The Corvids are my people, so to speak


I heard a most excellent report on crow research this morning on Morning Edition. Robert Krulwich interviewed two crow researchers who talked about their discoveries that 1) crows can differentiate between individual people 2) when you piss them off they hold a grudge and 3) they tell all their friends that you are a jerk.

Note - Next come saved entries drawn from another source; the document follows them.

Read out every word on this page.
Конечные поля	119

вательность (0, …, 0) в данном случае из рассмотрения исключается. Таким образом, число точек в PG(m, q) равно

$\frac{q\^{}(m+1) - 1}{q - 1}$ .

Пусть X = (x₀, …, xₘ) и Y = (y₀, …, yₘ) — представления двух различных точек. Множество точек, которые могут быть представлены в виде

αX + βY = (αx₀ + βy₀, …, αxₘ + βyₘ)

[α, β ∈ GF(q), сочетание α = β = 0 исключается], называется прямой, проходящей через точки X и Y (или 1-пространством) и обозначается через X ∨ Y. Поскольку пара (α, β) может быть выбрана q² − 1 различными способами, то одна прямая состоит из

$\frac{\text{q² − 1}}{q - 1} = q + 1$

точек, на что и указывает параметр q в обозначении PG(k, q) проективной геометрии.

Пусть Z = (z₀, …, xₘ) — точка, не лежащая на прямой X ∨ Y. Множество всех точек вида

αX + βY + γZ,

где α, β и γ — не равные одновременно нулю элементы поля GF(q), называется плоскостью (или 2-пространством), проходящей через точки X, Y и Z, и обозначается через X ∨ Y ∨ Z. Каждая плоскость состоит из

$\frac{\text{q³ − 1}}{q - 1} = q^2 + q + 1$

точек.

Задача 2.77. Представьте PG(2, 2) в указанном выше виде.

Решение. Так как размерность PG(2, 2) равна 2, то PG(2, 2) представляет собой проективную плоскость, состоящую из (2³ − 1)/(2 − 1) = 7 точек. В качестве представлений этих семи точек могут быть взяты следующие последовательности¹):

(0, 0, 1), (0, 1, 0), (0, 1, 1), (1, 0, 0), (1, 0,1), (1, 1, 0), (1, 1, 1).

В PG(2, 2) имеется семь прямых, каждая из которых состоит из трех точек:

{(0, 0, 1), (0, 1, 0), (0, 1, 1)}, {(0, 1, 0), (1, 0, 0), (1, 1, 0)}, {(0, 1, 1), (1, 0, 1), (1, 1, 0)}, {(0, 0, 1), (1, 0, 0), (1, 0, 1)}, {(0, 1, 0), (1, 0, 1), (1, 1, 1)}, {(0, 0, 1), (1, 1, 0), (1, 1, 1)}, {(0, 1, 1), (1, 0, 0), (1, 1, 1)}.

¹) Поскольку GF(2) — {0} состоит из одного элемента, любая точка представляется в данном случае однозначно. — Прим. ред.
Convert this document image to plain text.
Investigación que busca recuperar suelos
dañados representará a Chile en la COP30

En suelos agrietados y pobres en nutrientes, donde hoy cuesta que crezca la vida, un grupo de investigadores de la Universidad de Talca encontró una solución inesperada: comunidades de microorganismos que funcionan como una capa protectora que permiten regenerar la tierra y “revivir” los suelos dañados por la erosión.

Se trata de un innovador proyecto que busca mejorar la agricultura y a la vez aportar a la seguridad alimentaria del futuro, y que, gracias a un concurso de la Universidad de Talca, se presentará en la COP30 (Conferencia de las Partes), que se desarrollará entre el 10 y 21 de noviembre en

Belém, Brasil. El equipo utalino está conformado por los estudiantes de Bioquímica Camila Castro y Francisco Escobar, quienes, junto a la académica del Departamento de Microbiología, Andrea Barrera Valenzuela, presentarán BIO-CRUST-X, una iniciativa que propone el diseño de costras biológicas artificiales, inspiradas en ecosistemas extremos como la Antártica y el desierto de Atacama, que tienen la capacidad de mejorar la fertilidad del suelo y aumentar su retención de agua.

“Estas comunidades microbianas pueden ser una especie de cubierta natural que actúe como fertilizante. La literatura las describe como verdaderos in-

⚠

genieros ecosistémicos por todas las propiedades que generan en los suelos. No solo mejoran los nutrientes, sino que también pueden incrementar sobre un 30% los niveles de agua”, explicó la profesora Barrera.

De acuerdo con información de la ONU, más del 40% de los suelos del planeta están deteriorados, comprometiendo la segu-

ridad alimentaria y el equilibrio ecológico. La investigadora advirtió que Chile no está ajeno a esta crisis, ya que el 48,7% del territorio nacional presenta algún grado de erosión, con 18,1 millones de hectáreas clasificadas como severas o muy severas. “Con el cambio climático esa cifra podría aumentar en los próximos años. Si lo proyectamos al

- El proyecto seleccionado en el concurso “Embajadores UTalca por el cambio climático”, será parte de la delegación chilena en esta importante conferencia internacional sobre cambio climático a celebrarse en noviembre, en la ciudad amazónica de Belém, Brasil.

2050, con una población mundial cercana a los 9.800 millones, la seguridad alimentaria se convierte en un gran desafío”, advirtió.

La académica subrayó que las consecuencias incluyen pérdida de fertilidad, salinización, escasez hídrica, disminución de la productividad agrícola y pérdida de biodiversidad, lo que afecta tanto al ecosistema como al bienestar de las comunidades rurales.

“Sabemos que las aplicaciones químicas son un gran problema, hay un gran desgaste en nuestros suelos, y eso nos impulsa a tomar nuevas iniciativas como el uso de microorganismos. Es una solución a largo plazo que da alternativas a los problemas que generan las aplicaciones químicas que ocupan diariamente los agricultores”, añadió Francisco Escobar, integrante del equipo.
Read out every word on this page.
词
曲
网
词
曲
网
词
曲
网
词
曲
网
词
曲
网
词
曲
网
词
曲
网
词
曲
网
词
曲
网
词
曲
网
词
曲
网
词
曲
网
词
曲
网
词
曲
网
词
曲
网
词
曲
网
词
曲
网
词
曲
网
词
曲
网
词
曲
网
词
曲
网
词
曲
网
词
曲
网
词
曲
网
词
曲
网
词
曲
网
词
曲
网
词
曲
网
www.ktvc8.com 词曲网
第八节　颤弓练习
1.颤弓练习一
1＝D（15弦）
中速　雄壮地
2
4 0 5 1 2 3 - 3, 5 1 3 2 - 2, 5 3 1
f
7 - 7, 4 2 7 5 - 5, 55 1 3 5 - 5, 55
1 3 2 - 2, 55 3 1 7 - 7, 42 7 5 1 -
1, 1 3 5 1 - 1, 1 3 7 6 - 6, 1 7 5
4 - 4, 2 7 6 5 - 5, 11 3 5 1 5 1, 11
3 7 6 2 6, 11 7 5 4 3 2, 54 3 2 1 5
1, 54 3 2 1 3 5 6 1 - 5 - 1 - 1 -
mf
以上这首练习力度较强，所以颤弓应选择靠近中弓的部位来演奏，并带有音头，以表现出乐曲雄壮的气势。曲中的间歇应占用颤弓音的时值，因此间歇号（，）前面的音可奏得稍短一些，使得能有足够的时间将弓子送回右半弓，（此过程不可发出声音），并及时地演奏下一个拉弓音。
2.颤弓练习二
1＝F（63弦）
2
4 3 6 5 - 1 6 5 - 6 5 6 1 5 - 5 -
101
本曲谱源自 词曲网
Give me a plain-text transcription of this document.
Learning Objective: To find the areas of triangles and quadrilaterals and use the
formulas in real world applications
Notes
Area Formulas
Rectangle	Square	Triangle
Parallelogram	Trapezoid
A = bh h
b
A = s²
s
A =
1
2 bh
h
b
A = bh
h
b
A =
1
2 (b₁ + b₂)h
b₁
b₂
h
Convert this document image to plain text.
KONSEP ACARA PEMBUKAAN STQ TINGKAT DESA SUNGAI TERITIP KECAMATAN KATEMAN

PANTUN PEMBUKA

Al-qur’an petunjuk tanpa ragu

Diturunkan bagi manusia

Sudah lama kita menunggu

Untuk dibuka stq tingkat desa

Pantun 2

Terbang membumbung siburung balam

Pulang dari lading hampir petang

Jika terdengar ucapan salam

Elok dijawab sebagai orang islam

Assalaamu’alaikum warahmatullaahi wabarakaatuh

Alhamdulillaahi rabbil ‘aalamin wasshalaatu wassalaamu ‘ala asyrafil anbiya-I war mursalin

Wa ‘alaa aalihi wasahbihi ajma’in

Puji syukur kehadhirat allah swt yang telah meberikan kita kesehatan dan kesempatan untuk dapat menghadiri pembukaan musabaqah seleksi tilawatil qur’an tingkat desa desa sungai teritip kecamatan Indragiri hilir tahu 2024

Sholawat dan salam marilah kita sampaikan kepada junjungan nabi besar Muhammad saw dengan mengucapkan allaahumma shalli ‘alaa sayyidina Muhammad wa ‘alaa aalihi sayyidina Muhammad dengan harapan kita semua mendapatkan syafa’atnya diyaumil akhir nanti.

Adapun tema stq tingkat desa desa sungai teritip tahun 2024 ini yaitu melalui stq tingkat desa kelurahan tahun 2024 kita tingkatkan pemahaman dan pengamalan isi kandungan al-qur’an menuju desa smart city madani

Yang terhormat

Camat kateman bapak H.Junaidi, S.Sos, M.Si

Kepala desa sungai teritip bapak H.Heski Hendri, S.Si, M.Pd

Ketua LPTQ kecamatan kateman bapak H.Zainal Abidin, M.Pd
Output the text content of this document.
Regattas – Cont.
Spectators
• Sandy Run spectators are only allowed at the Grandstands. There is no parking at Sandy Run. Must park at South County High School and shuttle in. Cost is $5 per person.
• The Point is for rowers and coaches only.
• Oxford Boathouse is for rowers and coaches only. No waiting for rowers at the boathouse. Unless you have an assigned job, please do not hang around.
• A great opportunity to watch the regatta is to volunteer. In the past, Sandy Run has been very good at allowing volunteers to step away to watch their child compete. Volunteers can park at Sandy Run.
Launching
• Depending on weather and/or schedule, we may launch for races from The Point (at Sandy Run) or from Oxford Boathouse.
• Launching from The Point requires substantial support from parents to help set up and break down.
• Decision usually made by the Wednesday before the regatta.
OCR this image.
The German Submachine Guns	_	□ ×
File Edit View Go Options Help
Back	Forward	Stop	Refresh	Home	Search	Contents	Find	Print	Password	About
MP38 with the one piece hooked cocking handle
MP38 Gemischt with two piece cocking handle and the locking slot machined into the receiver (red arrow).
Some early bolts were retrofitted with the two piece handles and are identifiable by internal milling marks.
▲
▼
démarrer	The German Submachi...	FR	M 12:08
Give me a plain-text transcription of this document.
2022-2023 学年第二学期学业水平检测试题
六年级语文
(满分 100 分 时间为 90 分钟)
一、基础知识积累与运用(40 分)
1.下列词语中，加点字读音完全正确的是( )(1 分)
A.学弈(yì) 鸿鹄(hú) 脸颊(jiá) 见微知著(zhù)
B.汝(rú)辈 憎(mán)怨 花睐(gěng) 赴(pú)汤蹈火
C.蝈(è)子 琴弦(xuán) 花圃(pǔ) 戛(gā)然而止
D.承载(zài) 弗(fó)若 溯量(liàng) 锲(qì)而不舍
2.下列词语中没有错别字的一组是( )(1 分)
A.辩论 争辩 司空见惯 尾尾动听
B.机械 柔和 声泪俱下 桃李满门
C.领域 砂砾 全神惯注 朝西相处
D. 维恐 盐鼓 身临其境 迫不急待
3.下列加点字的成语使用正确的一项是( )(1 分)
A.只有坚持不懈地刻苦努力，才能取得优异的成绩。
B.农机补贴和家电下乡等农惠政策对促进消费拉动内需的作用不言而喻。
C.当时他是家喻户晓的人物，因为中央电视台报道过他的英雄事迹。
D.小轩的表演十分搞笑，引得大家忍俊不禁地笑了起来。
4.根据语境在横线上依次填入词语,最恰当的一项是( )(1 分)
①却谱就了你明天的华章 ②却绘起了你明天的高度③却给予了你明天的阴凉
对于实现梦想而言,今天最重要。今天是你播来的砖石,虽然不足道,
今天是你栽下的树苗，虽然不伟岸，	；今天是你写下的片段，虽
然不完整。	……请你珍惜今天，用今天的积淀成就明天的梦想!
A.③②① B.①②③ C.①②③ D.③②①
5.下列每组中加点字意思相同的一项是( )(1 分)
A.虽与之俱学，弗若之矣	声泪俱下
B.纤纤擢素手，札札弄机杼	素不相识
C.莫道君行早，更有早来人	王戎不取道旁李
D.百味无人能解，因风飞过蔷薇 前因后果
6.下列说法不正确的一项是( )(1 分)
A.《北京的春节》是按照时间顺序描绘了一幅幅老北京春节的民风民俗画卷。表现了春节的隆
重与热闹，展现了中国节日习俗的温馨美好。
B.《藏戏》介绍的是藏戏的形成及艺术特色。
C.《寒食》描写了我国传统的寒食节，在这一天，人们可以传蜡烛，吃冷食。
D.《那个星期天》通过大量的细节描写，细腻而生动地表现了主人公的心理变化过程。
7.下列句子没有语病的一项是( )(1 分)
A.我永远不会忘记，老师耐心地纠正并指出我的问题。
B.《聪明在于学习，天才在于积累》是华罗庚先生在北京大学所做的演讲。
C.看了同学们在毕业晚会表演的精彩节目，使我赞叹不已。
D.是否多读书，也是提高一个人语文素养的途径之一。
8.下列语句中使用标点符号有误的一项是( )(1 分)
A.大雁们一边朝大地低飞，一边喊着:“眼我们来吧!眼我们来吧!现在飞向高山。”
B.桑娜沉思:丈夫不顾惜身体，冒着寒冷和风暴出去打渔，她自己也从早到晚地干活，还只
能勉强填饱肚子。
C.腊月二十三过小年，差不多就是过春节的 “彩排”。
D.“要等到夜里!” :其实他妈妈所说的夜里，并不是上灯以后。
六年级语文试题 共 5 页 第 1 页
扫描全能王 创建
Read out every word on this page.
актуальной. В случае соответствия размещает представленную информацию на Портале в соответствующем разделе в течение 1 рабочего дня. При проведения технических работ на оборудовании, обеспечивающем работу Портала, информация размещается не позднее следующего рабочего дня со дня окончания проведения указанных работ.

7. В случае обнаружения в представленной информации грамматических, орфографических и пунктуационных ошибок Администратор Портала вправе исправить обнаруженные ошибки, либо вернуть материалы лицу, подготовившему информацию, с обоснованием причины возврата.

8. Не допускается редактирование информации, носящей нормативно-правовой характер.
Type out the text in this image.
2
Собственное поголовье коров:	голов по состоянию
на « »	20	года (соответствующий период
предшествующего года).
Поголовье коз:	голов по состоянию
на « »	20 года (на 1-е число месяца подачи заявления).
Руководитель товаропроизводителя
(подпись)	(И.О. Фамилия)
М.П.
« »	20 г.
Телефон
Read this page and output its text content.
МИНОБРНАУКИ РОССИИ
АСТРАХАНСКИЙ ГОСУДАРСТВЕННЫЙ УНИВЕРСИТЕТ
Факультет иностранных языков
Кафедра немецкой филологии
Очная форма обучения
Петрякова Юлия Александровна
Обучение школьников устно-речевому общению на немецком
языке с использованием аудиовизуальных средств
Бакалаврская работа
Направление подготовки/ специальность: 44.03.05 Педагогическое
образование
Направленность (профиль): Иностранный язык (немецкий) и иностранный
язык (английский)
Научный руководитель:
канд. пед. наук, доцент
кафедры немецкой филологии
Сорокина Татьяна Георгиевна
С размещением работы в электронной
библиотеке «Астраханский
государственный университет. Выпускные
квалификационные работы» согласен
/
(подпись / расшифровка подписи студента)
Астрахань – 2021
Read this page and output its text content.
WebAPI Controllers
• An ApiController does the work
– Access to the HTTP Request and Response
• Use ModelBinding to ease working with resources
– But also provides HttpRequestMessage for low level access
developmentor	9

Here's what happened. Two researchers, one at U. of Washington and one at Cornell, both tagged nestling crows majorly irritating both the nestling, its parents, and all the crows around. Subsequently, both researchers were scolded and mobbed whenever they were on campus or around town. The scolding occurred even when they were several miles away from the original banding sites. Their conclusions (supported by further research) indicated that the crows recognized them as bad guys and spread the word to other crows whenever they saw them around. This message of "he's a bad guy" was then picked up by the other crows who heard it and so the knowledge was passed throughout the local crow community.

Pretty freaking cool.

One annoying thing about the story was that they made a big deal of how crows can recognize us individually but we can't tell individual crows apart. Even these two researchers who have spent their entire adult life studying crows can't tell them apart. They made all sorts of wild speculations as to why this might be. My answer? Crows are a hell of a lot less phenotypically plastic than people. The question you should be asking is why do people vary so much in appearance while crows conform to a very narrow set of physical appearances (they are ALL black, vary very little in size, etc.). Individual crows likely tell each other apart by more subtle cues of vocalization and behavior that we can't pick up on. That's my uninformed opinion anyway.

Holding a grudge and passing on what a jerk you are to others, two more ways in which crows are my people.

1 comment:

TiffAnn said...

Yep, couldn't help but think of you when I heard that story. I too thought they made too much of a deal out of how we can't tell crows apart. Duh. It was funny how they figured out that it wasn't something like plastic that the crows disliked (changed the mask from the caveman the jerk to Dick Cheney, who's like, the nice guy??). I like your retelling of the research.